279lect09-2-projected


CS 279 - Week 9 Lecture 2 - 2022-10-19

TODAY WE WILL
*   announcements/reminders
*   a BIT on more EREs
*   a couple of significant device files:
    /dev/tty and /dev/null
*   interlude: which; cmp and diff; bit more on wc; tee
*   [did not get to] intro to bash arrays
*   if time: intro to the BASH_REMATCH array
*   prep for next class

=====
a bit more on EREs
=====
*   mentioned last time that you need to use the =~ operator in [[ ]] --
    did not mention that =~ in this setting DOES support EREs

    as noted in "Bash Reference Manual", Section 3.2.5.2, "Conditional
        Constructs":
	"When you use =~, the string to the right of the operator
	 is considered a POSIX extended regular expression pattern
	 and matched accordingly"

*   in EREs, UNQUOTED parentheses can be used for GROUPING subexpressions,
    and e+ matches ONE or MORE occurrences in an ERE e

    *   does that mean we could use an additional set of ( ) to
        say we want 1 or more of an ERE?

        ([A-Z]|[0-9])+

        this SHOULD match 1 or more uppercase-letters-or-digits

*   In EREs, UNQUOTED curly braces are used for INTERVAL expressions
    *   so, for example, and ERE for a line with exactly 4
        lowercase-letters-or-digits:

	^([a-z]|[0-9]){4}$

*   In EREs, e? matches zero-or-one occurrences of the ERE e
    (this is good for OPTIONAL things)

    lines that contain JUST an integer?

    ^(\+|-)?[0-9]+$    # since + is special in EREs, need to escape +
                       #   if you want to actually match a plus sign

*   so, note: since, in EREs, + ? | ( ) are now also special
    characters -- to match just the character, escape them

=====
a couple signficant device files: /dev/tty and /dev/null
=====
*   so: recall:
    UNIX/Linux has 3 main categories of files:
    *   regular files
    *   directory files
    *   special files

    *   what we might not have mentioned earlier:
        device files are ONE of the subcategories
	within the "special files" category;

    *   device: [from an old UNIX text -- "UNIX for the Impatient", I think]
        "a piece of equipment for storing or communicating data"
	*   e.g., printers, memory of various types, terminals

        *   and UNIX/Linux, it provides access to a device by associating
	    one or more device files with it

            read from a device? You accomplish that (on the shell level)
	        by reading from its device file

            write to a device? You accomplish that (on the shell level)
	        by writing to its device file

            (under the hood, a device driver associated with that
	        device actually handles the operation, with instructions
		specific to that devices hardware)

    *   Conventionally, device files "live" in the /dev directory

    *   two common/special device files:
        *   /dev/tty refers to your terminal, whichever one it
	    happens to be

        *   it also has a specific designation, which you can find
	    with the tty command

        *   /dev/null - the null device, sometimes called a "bit bucket"

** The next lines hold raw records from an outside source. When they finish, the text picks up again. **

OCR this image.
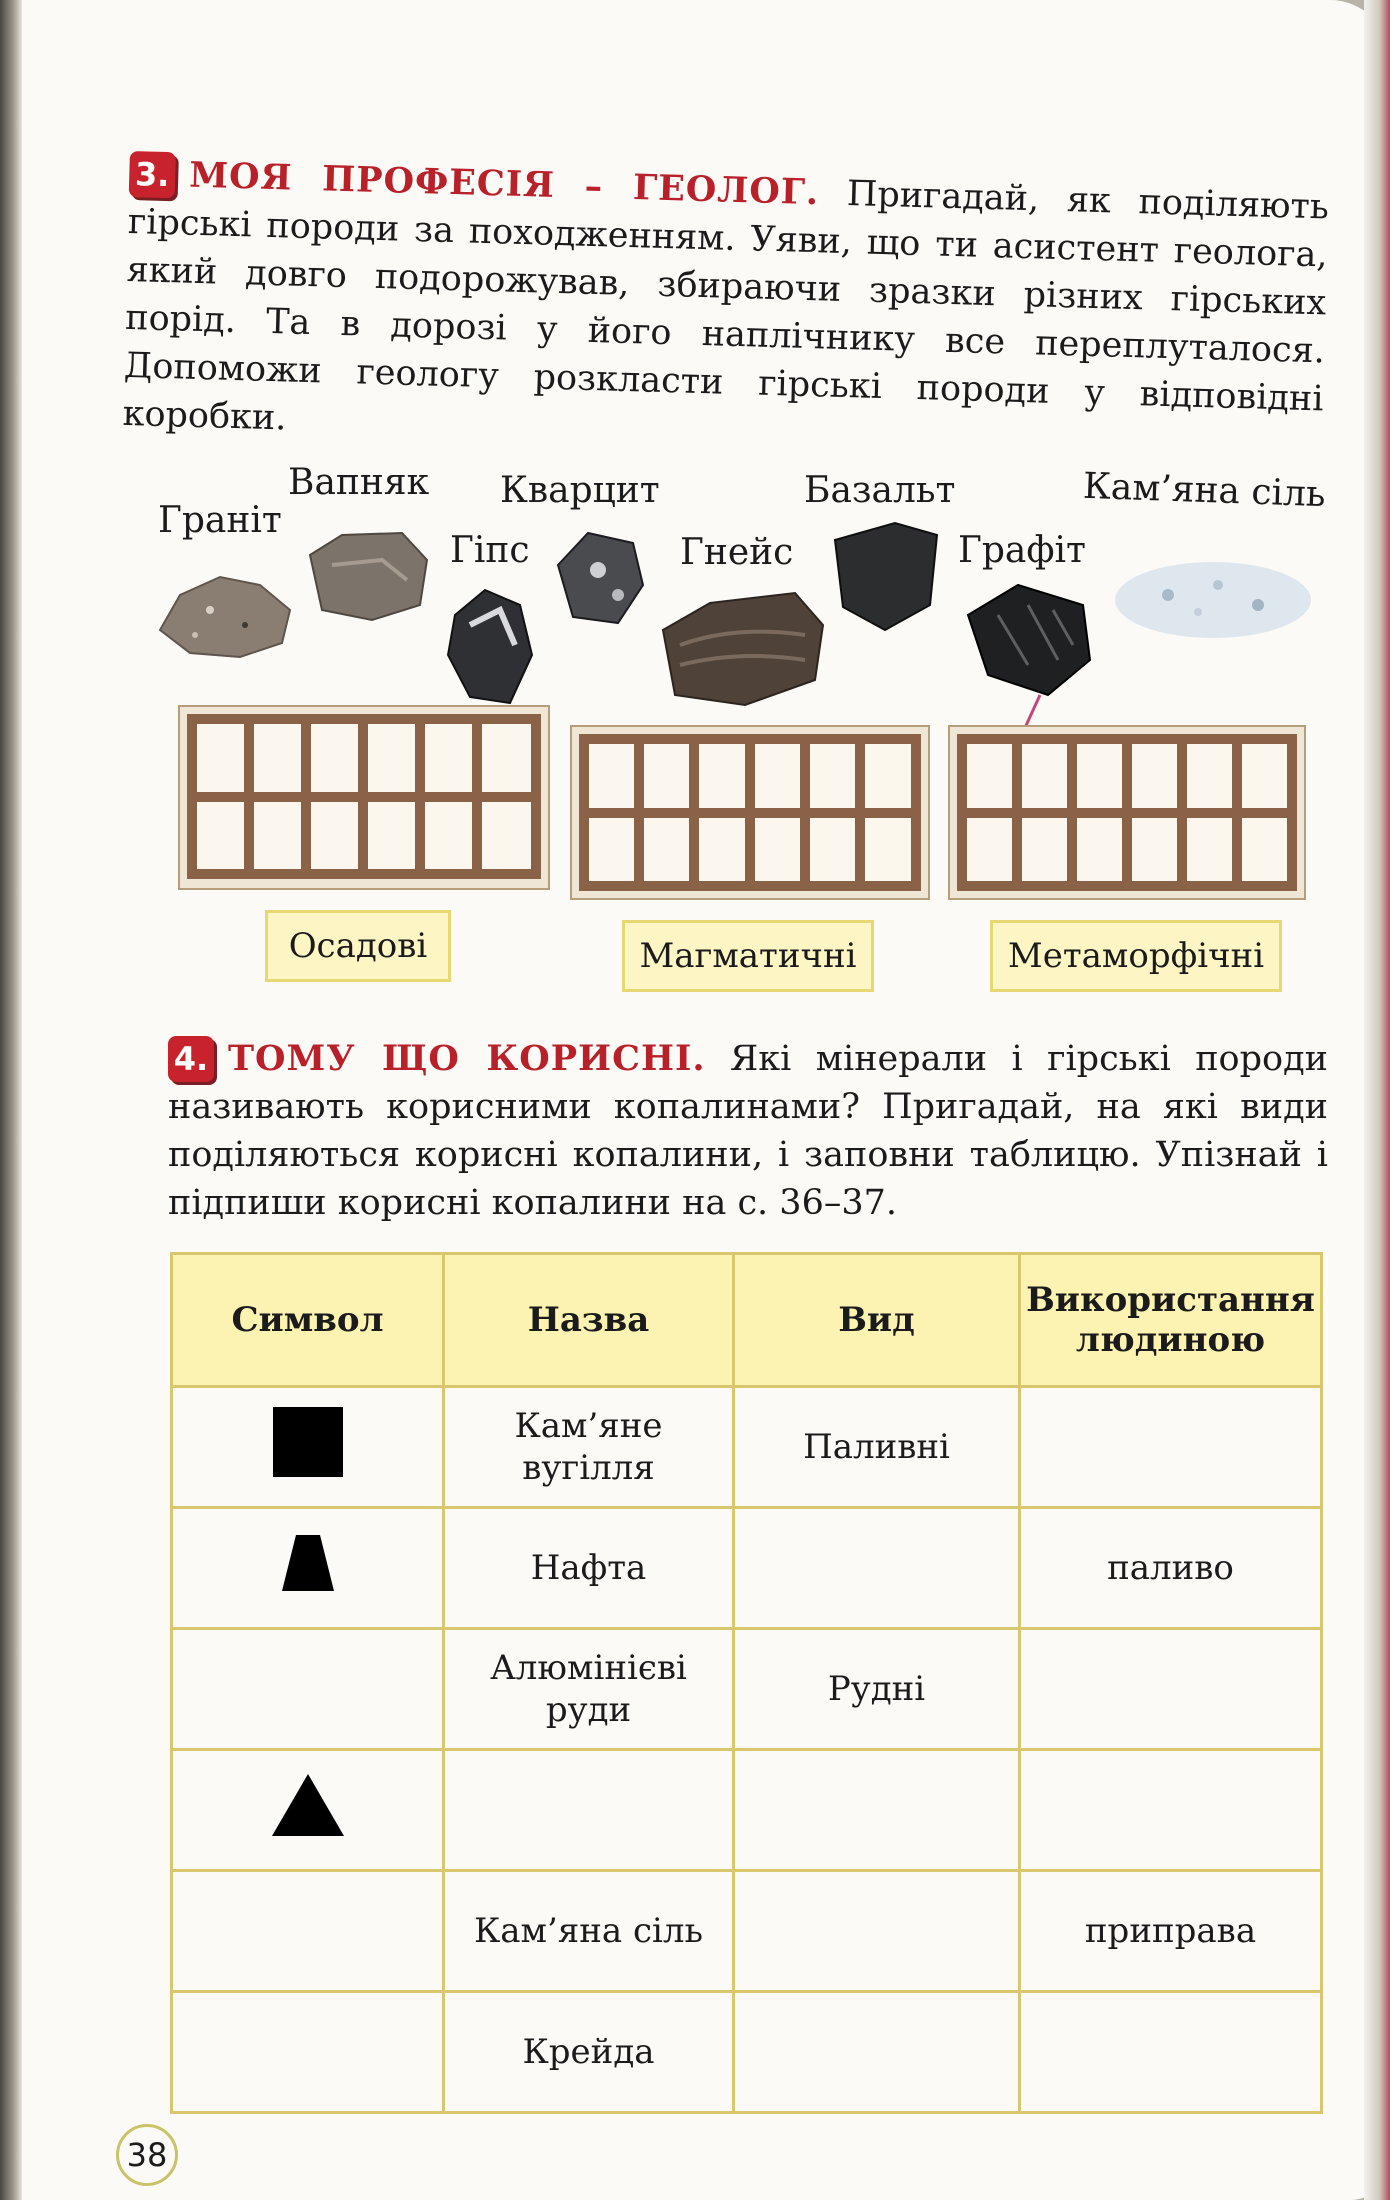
3. МОЯ ПРОФЕСІЯ – ГЕОЛОГ. Пригадай, як поділяють гірські породи за походженням. Уяви, що ти асистент геолога, який довго подорожував, збираючи зразки різних гірських порід. Та в дорозі у його наплічнику все переплуталося. Допоможи геологу розкласти гірські породи у відповідні коробки.
Граніт
Вапняк
Гіпс
Кварцит
Гнейс
Базальт
Графіт
Кам’яна сіль
Осадові	Магматичні	Метаморфічні
4. ТОМУ ЩО КОРИСНІ. Які мінерали і гірські породи називають корисними копалинами? Пригадай, на які види поділяються корисні копалини, і заповни таблицю. Упізнай і підпиши корисні копалини на с. 36–37.
Символ	Назва	Вид	Використання людиною
	Кам’яне вугілля	Паливні	
	Нафта		паливо
	Алюмінієві руди	Рудні	

	Кам’яна сіль		приправа
	Крейда		
38
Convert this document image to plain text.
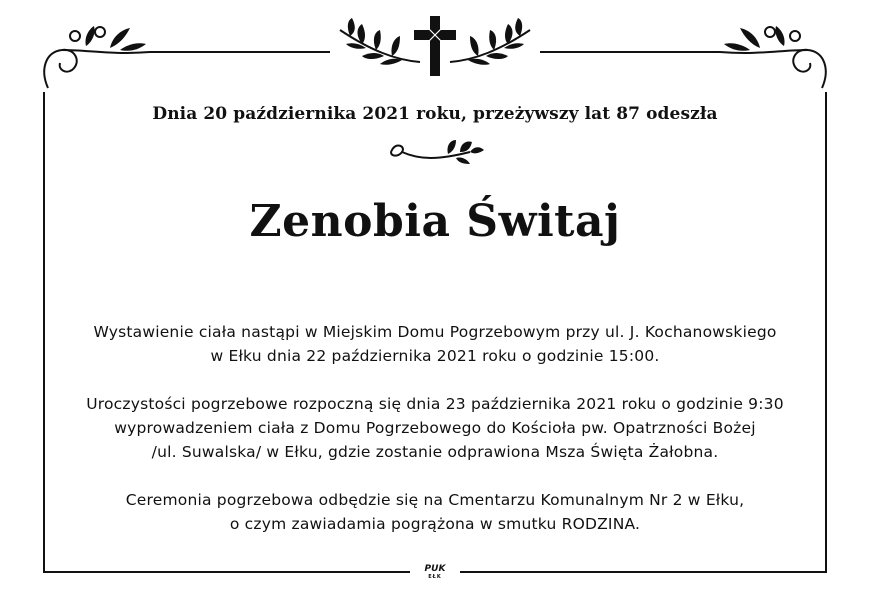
Dnia 20 października 2021 roku, przeżywszy lat 87 odeszła
Zenobia Świtaj
Wystawienie ciała nastąpi w Miejskim Domu Pogrzebowym przy ul. J. Kochanowskiego
w Ełku dnia 22 października 2021 roku o godzinie 15:00.
Uroczystości pogrzebowe rozpoczną się dnia 23 października 2021 roku o godzinie 9:30
wyprowadzeniem ciała z Domu Pogrzebowego do Kościoła pw. Opatrzności Bożej
/ul. Suwalska/ w Ełku, gdzie zostanie odprawiona Msza Święta Żałobna.
Ceremonia pogrzebowa odbędzie się na Cmentarzu Komunalnym Nr 2 w Ełku,
o czym zawiadamia pogrążona w smutku RODZINA.
PUK
EŁK
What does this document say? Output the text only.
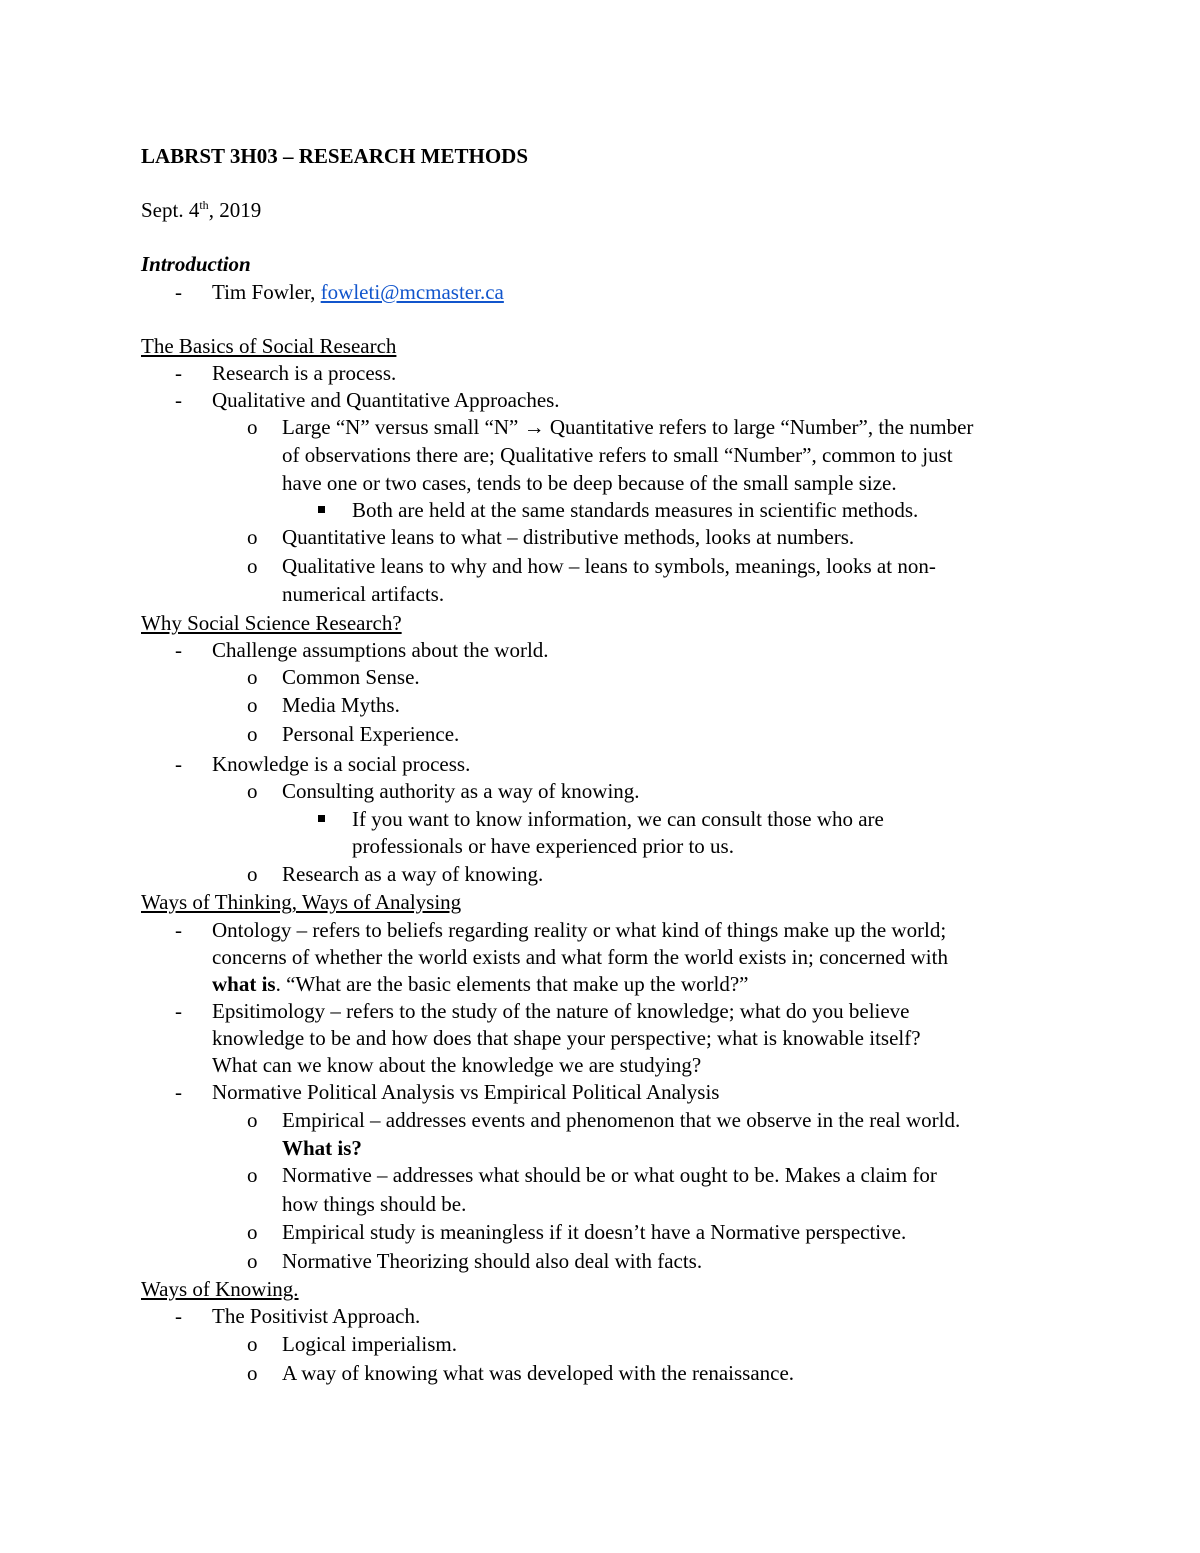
LABRST 3H03 – RESEARCH METHODS
Sept. 4th, 2019
Introduction
- Tim Fowler, fowleti@mcmaster.ca
The Basics of Social Research
- Research is a process.
- Qualitative and Quantitative Approaches.
o Large “N” versus small “N” → Quantitative refers to large “Number”, the number
of observations there are; Qualitative refers to small “Number”, common to just
have one or two cases, tends to be deep because of the small sample size.
Both are held at the same standards measures in scientific methods.
o Quantitative leans to what – distributive methods, looks at numbers.
o Qualitative leans to why and how – leans to symbols, meanings, looks at non-
numerical artifacts.
Why Social Science Research?
- Challenge assumptions about the world.
o Common Sense.
o Media Myths.
o Personal Experience.
- Knowledge is a social process.
o Consulting authority as a way of knowing.
If you want to know information, we can consult those who are
professionals or have experienced prior to us.
o Research as a way of knowing.
Ways of Thinking, Ways of Analysing
- Ontology – refers to beliefs regarding reality or what kind of things make up the world;
concerns of whether the world exists and what form the world exists in; concerned with
what is. “What are the basic elements that make up the world?”
- Epsitimology – refers to the study of the nature of knowledge; what do you believe
knowledge to be and how does that shape your perspective; what is knowable itself?
What can we know about the knowledge we are studying?
- Normative Political Analysis vs Empirical Political Analysis
o Empirical – addresses events and phenomenon that we observe in the real world.
What is?
o Normative – addresses what should be or what ought to be. Makes a claim for
how things should be.
o Empirical study is meaningless if it doesn’t have a Normative perspective.
o Normative Theorizing should also deal with facts.
Ways of Knowing.
- The Positivist Approach.
o Logical imperialism.
o A way of knowing what was developed with the renaissance.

            *   anything you send to it, is SIMPLY THROWN AWAY

            *   when you attempt to read from it, you get an end-of-file
	        (EOF)

            *   sometimes called a pseudo-device, because it does
	        not correspond to any actual hardware

            *   you'll see:
	    	some-command 2> /dev/null

            *   you will see UNIX/Linux humor/snark based on this...
	        ("send your complaints to /dev/null"...)

=====
a smattering of additional Linx/UNIX commands
=====
which
-----
*   followed by 1 or more program names
*   outputs the full pathname for an executable program
    (so, WHICH version of that are you running)

*   actually does simulate the search your shell would
    make through the current PATH

-----
cmp and diff
-----
*   cmp - lets you do a quick comparison of two files, and JUST
    be able to find out if they are different or not

    *   if the same, it has no output, but has an exit status of 0

    *   if not the same, it may have a message (depending on your
        distro), but also has an exit status of 1

    *   if one or both could not be accessed, should have an exit
        status of 2 (and may also have a message)

*   BUT what if you want MORE details about how they differ?
    diff command can be helpful;

    diff analyzes the differences between 2 files
    diff file1 file2

    *   no differences? No output.
    *   if there are differences, it tries to
        produce a list of instructions for transforming file1
        to files
	(it WILL break down if the files are TOO different)

        for example:
	n1, n2 d n3 - delete lines n1 through n2 of file 1
	n1 a n3, n4 - append lines n3 through n4 of file2 after line n1 of
	              file1
        n1, n2 c n3, n4 - replace (change) lines n1 through n2 of file1
	                  with n3 through n4 of file2

        *   also shows ALL lines involved in the transformation,
	    with
	    < indicating lines deleted from file1
	    > indicating lines TAKEN from the original file2

    *   -c option: provides CONTEXT for the differences (3 lines of
        surrounding text per difference)

        -b options: ignore trailing blanks/tabs, treat sequences
	of blanks/tabs as a single blank

-----
a bit more wc
-----
*   wordcount command!
*   no args: number of characters, words, and lines in a file or set of files
    -c   - just # of characters!
    -l   - just # of lines!
    -w   - just # of words!

    ...these can be nice in a pipe!

    number of people logged in?

    who | wc -l

    how many files in the current directory?

    ls | wc -l